Huge Whistleblower Rewards Possible for Inside Info about Patient Dumping Violations
We don’t think EMTALA violations occur randomly. It is almost never the doctor who suddenly decides not to treat a person who is poor and uninsured. Usually those decisions are made by senior hospital management. That means if it happens once in a hospital, it probably happens many times.
In a 2013 case, an acute care administrator at Southwest Regional Medical Center, a for profit hospital in Waynesburg, Pennsylvania, claimed she was fired after seeking to report EMTALA patient dumping claims to the state health department.
The administrator claims a pregnant woman was refused treatment and referred to another hospital. When she sought to report the violation, she says that the hospital’s CEO told her no. Knowing the hospital’s behavior was wrong, she insisted that the incident should be reported. At that point, the CEO allegedly replied that if she reported the violation, the Department of Health “would be on us like flies on shit.”
We know that reporting these violations is challenging. Many hospital workers and physicians fear for their jobs. Luckily, whistleblowers are protected to state and federal whistleblower anti-retaliation laws.
We also know that patients turned away in violation of the law are by definition in extreme pain and most in need of help.
When this blog was first written in 2013, we said that EMTALA patient dumping cases could be the basis for a federal false claims whistleblower action. That law allows healthcare workers and others with inside information about federally funded healthcare fraud to collect an award for reporting wrongdoing. Million dollar awards are common.
By their very nature, patients suffering from an EMTALA violation by definition don’t receive proper care. They usually received no care.
So how can there be a Medicare or Medicaid fraud? The government isn’t losing any money.
Medicare law says any hospital that accepts Medicare insurance must comply with all Medicare requirements. One of those requirements is EMTALA. We believe that hospitals can’t pick and choose which laws they will obey. If they want Medicare money, they have to comply with EMTALA and promptly treat women in labor and the very sick and injured.
As noted above, this post was first written in 2013. We were pretty certain back then that whistleblower awards were available for EMTALA violations.
Five years later we are happy to report that we are not alone in our thinking!

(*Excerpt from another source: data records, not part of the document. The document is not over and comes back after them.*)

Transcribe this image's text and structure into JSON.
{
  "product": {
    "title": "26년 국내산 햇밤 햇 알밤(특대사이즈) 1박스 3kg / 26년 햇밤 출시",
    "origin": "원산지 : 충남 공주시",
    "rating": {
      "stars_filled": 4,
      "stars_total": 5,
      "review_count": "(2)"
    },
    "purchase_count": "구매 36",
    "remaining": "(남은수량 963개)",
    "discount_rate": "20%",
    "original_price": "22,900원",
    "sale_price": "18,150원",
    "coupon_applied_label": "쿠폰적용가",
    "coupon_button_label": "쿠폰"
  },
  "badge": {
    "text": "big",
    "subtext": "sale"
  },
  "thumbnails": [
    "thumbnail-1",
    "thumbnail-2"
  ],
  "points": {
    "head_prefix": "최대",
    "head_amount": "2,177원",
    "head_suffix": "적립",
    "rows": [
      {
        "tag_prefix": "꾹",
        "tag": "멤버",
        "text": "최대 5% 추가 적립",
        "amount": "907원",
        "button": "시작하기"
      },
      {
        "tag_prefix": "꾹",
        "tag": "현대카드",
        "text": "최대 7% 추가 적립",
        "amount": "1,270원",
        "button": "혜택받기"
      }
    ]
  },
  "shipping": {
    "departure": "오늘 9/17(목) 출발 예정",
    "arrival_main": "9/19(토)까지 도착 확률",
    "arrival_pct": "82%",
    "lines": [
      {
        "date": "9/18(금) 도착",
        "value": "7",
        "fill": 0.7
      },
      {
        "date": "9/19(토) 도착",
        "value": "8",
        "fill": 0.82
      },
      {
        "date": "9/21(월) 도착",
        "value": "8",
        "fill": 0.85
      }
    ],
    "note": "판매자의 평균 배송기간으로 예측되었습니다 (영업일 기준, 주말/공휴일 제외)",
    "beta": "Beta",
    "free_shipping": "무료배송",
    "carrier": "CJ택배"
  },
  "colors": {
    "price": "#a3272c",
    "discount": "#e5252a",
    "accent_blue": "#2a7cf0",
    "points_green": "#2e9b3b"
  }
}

Dr. Blake Vanderlan worked at Central Mississippi Medical Center, also known as Merit Health Center-Jackson. He believed that the hospital wrongfully transferred African-American trauma patients without insurance to the University of Mississippi hospital.
According to his complaint, Dr. Vanderlan “became aware of multiple instances of patients presenting to the [Jackson HMA] emergency department and being denied the care required by a Level III trauma center and/or being transferred/dumped to a Level I facility in violation of EMTALA,”

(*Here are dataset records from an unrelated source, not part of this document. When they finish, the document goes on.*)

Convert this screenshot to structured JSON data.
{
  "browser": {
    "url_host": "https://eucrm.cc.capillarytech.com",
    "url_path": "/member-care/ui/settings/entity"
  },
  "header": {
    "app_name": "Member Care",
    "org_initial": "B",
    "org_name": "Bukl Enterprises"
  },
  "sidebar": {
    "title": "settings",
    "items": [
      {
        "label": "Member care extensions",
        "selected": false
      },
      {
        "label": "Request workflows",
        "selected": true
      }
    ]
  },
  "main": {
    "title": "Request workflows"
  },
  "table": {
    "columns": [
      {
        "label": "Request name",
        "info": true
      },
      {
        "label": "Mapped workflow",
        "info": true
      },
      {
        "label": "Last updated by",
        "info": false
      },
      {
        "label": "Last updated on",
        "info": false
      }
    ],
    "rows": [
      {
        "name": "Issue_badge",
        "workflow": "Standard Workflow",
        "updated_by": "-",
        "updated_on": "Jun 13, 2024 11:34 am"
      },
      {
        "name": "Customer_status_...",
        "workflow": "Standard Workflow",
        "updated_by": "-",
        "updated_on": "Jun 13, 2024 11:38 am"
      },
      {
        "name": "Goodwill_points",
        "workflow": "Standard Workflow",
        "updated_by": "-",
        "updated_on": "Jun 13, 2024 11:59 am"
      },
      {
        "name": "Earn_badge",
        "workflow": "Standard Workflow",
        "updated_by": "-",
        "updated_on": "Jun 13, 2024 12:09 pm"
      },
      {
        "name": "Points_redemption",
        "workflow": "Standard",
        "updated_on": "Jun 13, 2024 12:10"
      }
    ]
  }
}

The hospital denies the claims.
In a ruling last week, the court indicated it was open to considering that EMTALA violations, if proven, can give rise to a whistleblower reward. The case is still ongoing.
Each time a hospital bills the Medicare program, the hospital certifies that it is complying with a number of healthcare laws including EMTALA. That means hospitals that certify thousands of bills and collect millions from Medicare may be liable for big penalties under the false claims act. Congress doesn’t want hospitals to collect from Medicare while turning away poor and indigent patients.
We are seeking both patients and healthcare workers with inside information about illegal patient dumping schemes. We are especially interested in speaking to current or former employees of HCA, Tenet Healthcare and other “for profit” hospitals as well as schemes that involve undocumented residents.
Whistleblowers under the false claims act are entitled to receive up to 30% of whatever the government collects from healthcare providers under this program.